So... maybe these explain why ～を終わる is more commonly heard than ～を終える in conversation (in situations where they're interchangeable, of course), no?


----------



## Flaminius

*Schokolade*, thanks for pointing at 明鏡国語辞典.


> 「～を終わる」は中間的な言い方で、自分の意図にかかわりなく終了する意。「これで挨拶を終えます」というと、話し手の意図が前面に押し出されすぎるため、一般には「～を終わります」という穏やかな言い方になる。



It is indeed a sound explanation of how これで私の質問を終わります, これで授業を終わります and ニュースを終わります sound more natural.  It also explains the perceived willful involvement of the speakier in を終わる.  Alas, contrary to my expectation, it is just a secondary impression arising from the fact that this is a preferred expression in certain speech acts (type of actions performed by the speeches that represent them).


----------



## 82riceballs

Thanks for everyone's responses! I want to ask a few follow up questions before I summarize all our findings.



wind-sky-wind said:


> I don't think it meaningful to compare "...が終わる" and "...を終える."
> The fact that "...を終える" itself is used to a certain degree is important.
> In order to express the transitive "to finish something" or "to complete something,"
> "...を終える" is a very common expression.
> 
> Let's try searching in Twitter.
> 
> 終える - Twitter検索
> 
> 一生を終える
> 人生を終える
> 仕事を終える
> シーズンを終える
> 試合を終える
> 無事（...を）終える



Hi Wind-sky-wind, thanks for your response! I know that sometimes people write slightly more formally on social media than the way they speak to friends, because they are writing for an audience. Would you say this is the case or do you find these examples totally appropriate for casual speech? May I also ask when you use 終える in casual speech, if you do? 

I also wonder if this might be due to personal differences? For instance, in English, there are certain things that I say that many other Americans might find formal/literary. e.g. replying to a text message that says "see you tomorrow" with "likewise". (now that I think of it, if a non-native English speaker used "likewise" on me, I might find it a bit strange... I wonder if this would be the same of a foreigner using 終える...)


----------



## Schokolade

Flaminius said:


> contrary to my expectation, it is just a secondary impression arising from the fact that this is a preferred expression in certain speech acts (type of actions performed by the speeches that represent them).

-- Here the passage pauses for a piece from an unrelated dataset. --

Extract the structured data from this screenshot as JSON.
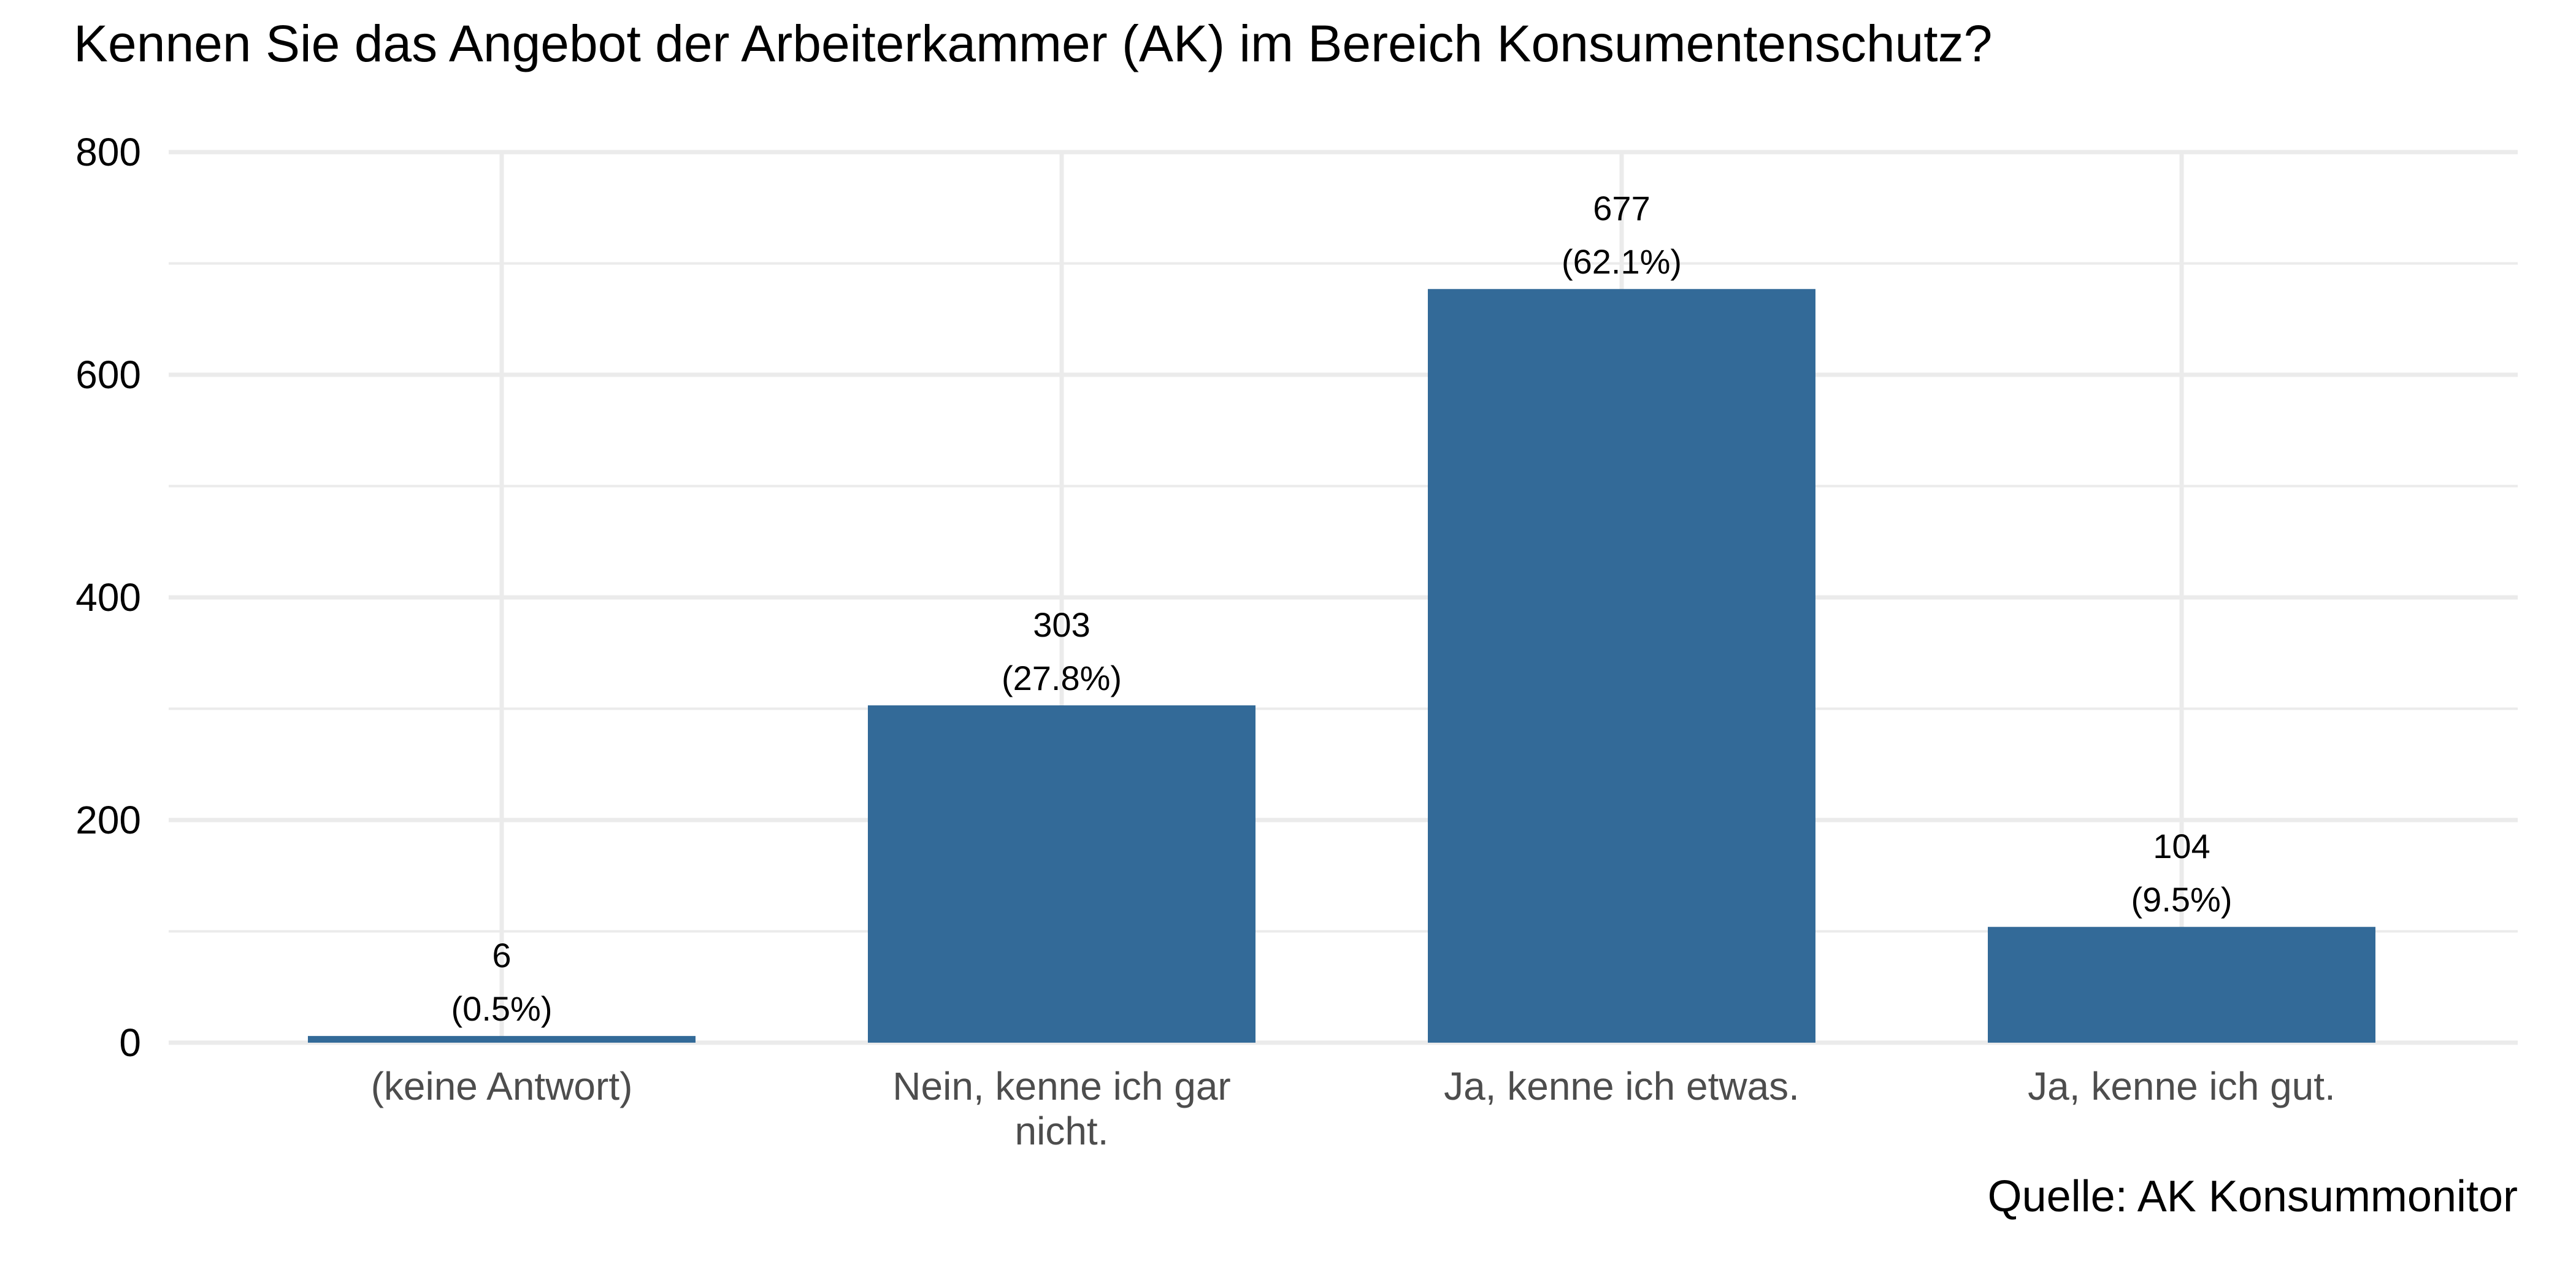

Hee my poor brain didn't even notice these sentences (これで質問を終わります、授業を終わります、ニュースを終わります) are all 遂行文. Yes, を終わります is definitely preferred over を終えます or を終わらせます in 遂行文. Now I'm not sure whether we still prefer ～を終わります (using 終わる as a transitive verb) outside 遂行文(performative sentence) and 複合動詞(compound verb). Maaaybe we say 仕事*を終わった*ら飲みに行こう or 早く仕事*を終わって*帰りたい or 今日は会議*を*３時に*終わった* in casual (or, sloppy?) speech, but I have a feeling that we'd rather say like 仕事*が*終わったら飲みに行こう, 早く仕事を*終わらせて*帰りたい, 今日は会議*が*３時に終わった... (← still avoiding 終える...)


----------



## 82riceballs

Very fascinating! This distinction makes a lot of sense to me. it was also my impression that people say 仕事(が)終わった and 仕事を終わらせる, so neither を終わる or を終える.

In case anyone else also doesn't know what a performative sentence is, I found this helpful definition on wiki:

"*Performative verbs* are verbs carried out simply by means of uttering them aloud. When a judge sentences someone to jail time, for example, the action is completed when he or she says, _"I hereby sentence you to five years in prison,"_ or the like. Compare this with the sentence, _"I run every day,"_in which the verb "run" merely _represents_ the action of moving quickly.

One can identify a performative verb by using the "Hereby" Test such as the:

_I hereby confer upon you the rank of Second Lieutenant.
I hereby promise to buy you some ice cream._


----------



## frequency

82riceballs said:


> 仕事(が)終わった and 仕事を終わらせる, so neither を終わる or を終える.



仕事を終えたら飲みに行こう。
There's somebody who will finish the work. Suppose 私が is omitted in it. The speaker says that he only finishes his work. If he says 彼女が仕事を終えたら, there's a woman and she = finishes.
The casual version is 仕事を終わらせたら飲みに行こう。

仕事が終わったら飲みにいこう。
The people/person who finishes the work is unidentified. So the work has been done by unidentified several people. So he says 仕事が終わる (not mentioning who does).


----------